In other words, it costs wealthy people less to participate in the time-honored and virtuous act of giving. Why should we target a giving incentive at the people who need it the least? If Bloomberg’s income this year is large enough to allow him to deduct the value of his $1.8 billion gift, then the billionaire’s donation will be proportionately more subsidized than that of any middle-class donor to Johns Hopkins (or any nonprofit).
Worse, the tax incentive for making a charitable contribution is available only to taxpayers who itemize their deductions — people who do not take the standard deduction. And the people who tend not to itemize are the working class and the salaried middle class. This group was already large: Last year, roughly 70 percent of Americans took the standard deduction. But now that the 2017 Trump tax bill has taken effect, fully 90 percent will fall into that category, according to the Tax Policy Center. For them, a $1,000 donation will cost . . . $1,000. (The change is the result of the increase of the standard deduction and the cap on state and local tax deductions.)
One way to blunt the bias in favor of giving by the wealthy would be to do away with the charitable tax deduction altogether. It could be replaced with a capped tax credit, available to itemizers and non-itemizers alike. For instance, all citizens might receive a tax credit of 25 percent of their donation, with the total annual credit capped at $2,000. This would eliminate the upside-down incentive structure of the deduction yet preserve the liberty of everyone to continue making donations after the cap is reached.
More ambitiously, the government could stimulate greater philanthropic giving by offering taxpayers an additional credit (say, $1,000), to donate to nonprofits of their choice after they contribute a certain proportion of their income to charity in a given year (perhaps 2 percent). Bill Gates wouldn’t care much about an additional $1,000, but it could mean a lot to other citizens. Call it a civil-society building grant that would bolster the ethos of giving nationally. And it would be a special encouragement to the middle class, whose rates of giving as a percentage of income are lower than among the wealthy, whose rates of giving are in turn lower than those of the poor. (You read that right: Studies show that as a percentage of income, the poor are more generous than the wealthy, with the middle class the stingiest.)

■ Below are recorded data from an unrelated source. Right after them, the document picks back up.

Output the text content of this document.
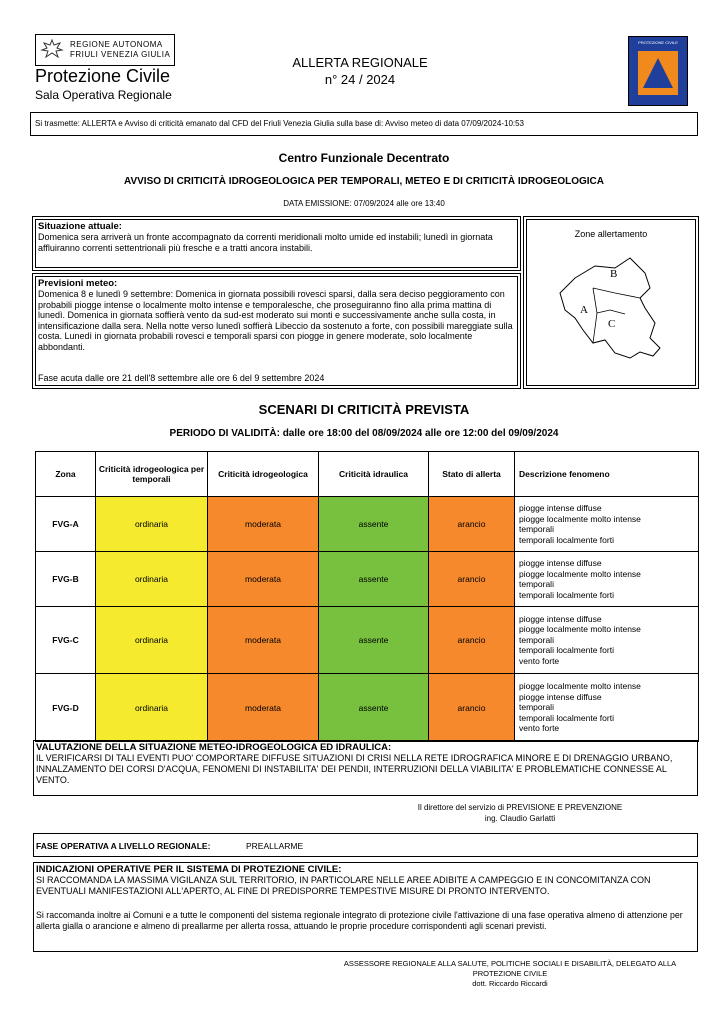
REGIONE AUTONOMA
FRIULI VENEZIA GIULIA
Protezione Civile
Sala Operativa Regionale
ALLERTA REGIONALE
n° 24 / 2024
PROTEZIONE CIVILE
Si trasmette: ALLERTA e Avviso di criticità emanato dal CFD del Friuli Venezia Giulia sulla base di: Avviso meteo di data 07/09/2024-10:53
Centro Funzionale Decentrato
AVVISO DI CRITICITÀ IDROGEOLOGICA PER TEMPORALI, METEO E DI CRITICITÀ IDROGEOLOGICA
DATA EMISSIONE: 07/09/2024 alle ore 13:40
Situazione attuale:
Domenica sera arriverà un fronte accompagnato da correnti meridionali molto umide ed instabili; lunedì in giornata affluiranno correnti settentrionali più fresche e a tratti ancora instabili.
Previsioni meteo:
Domenica 8 e lunedì 9 settembre: Domenica in giornata possibili rovesci sparsi, dalla sera deciso peggioramento con probabili piogge intense o localmente molto intense e temporalesche, che proseguiranno fino alla prima mattina di lunedì. Domenica in giornata soffierà vento da sud-est moderato sui monti e successivamente anche sulla costa, in intensificazione dalla sera. Nella notte verso lunedì soffierà Libeccio da sostenuto a forte, con possibili mareggiate sulla costa. Lunedì in giornata probabili rovesci e temporali sparsi con piogge in genere moderate, solo localmente abbondanti.
Fase acuta dalle ore 21 dell'8 settembre alle ore 6 del 9 settembre 2024
Zone allertamento
A
B
C
SCENARI DI CRITICITÀ PREVISTA
PERIODO DI VALIDITÀ: dalle ore 18:00 del 08/09/2024 alle ore 12:00 del 09/09/2024
Zona	Criticità idrogeologica per temporali	Criticità idrogeologica	Criticità idraulica	Stato di allerta	Descrizione fenomeno
FVG-A	ordinaria	moderata	assente	arancio	piogge intense diffuse
piogge localmente molto intense
temporali
temporali localmente forti

FVG-B	ordinaria	moderata	assente	arancio	piogge intense diffuse
piogge localmente molto intense
temporali
temporali localmente forti

FVG-C	ordinaria	moderata	assente	arancio	piogge intense diffuse
piogge localmente molto intense
temporali
temporali localmente forti
vento forte

FVG-D	ordinaria	moderata	assente	arancio	piogge localmente molto intense
piogge intense diffuse
temporali
temporali localmente forti
vento forte
VALUTAZIONE DELLA SITUAZIONE METEO-IDROGEOLOGICA ED IDRAULICA:
IL VERIFICARSI DI TALI EVENTI PUO' COMPORTARE DIFFUSE SITUAZIONI DI CRISI NELLA RETE IDROGRAFICA MINORE E DI DRENAGGIO URBANO, INNALZAMENTO DEI CORSI D'ACQUA, FENOMENI DI INSTABILITA' DEI PENDII, INTERRUZIONI DELLA VIABILITA' E PROBLEMATICHE CONNESSE AL VENTO.
Il direttore del servizio di PREVISIONE E PREVENZIONE
ing. Claudio Garlatti
FASE OPERATIVA A LIVELLO REGIONALE:	PREALLARME
INDICAZIONI OPERATIVE PER IL SISTEMA DI PROTEZIONE CIVILE:
SI RACCOMANDA LA MASSIMA VIGILANZA SUL TERRITORIO, IN PARTICOLARE NELLE AREE ADIBITE A CAMPEGGIO E IN CONCOMITANZA CON EVENTUALI MANIFESTAZIONI ALL'APERTO, AL FINE DI PREDISPORRE TEMPESTIVE MISURE DI PRONTO INTERVENTO.
Si raccomanda inoltre ai Comuni e a tutte le componenti del sistema regionale integrato di protezione civile l'attivazione di una fase operativa almeno di attenzione per allerta gialla o arancione e almeno di preallarme per allerta rossa, attuando le proprie procedure corrispondenti agli scenari previsti.
ASSESSORE REGIONALE ALLA SALUTE, POLITICHE SOCIALI E DISABILITÀ, DELEGATO ALLA
PROTEZIONE CIVILE
dott. Riccardo Riccardi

Alexis de Tocqueville celebrated the distinctive American tendency for all people to participate in civil society. Efforts like Giving Tuesday are in keeping with the that spirit of engagement. A record $380 million was donated this past Tuesday, with the average donation at roughly $100. But behavior on Giving Tuesday is not typical of trends in charitable donations. Rich people will always have more money to give away, but our public policies should not amplify their already powerful philanthropic voices.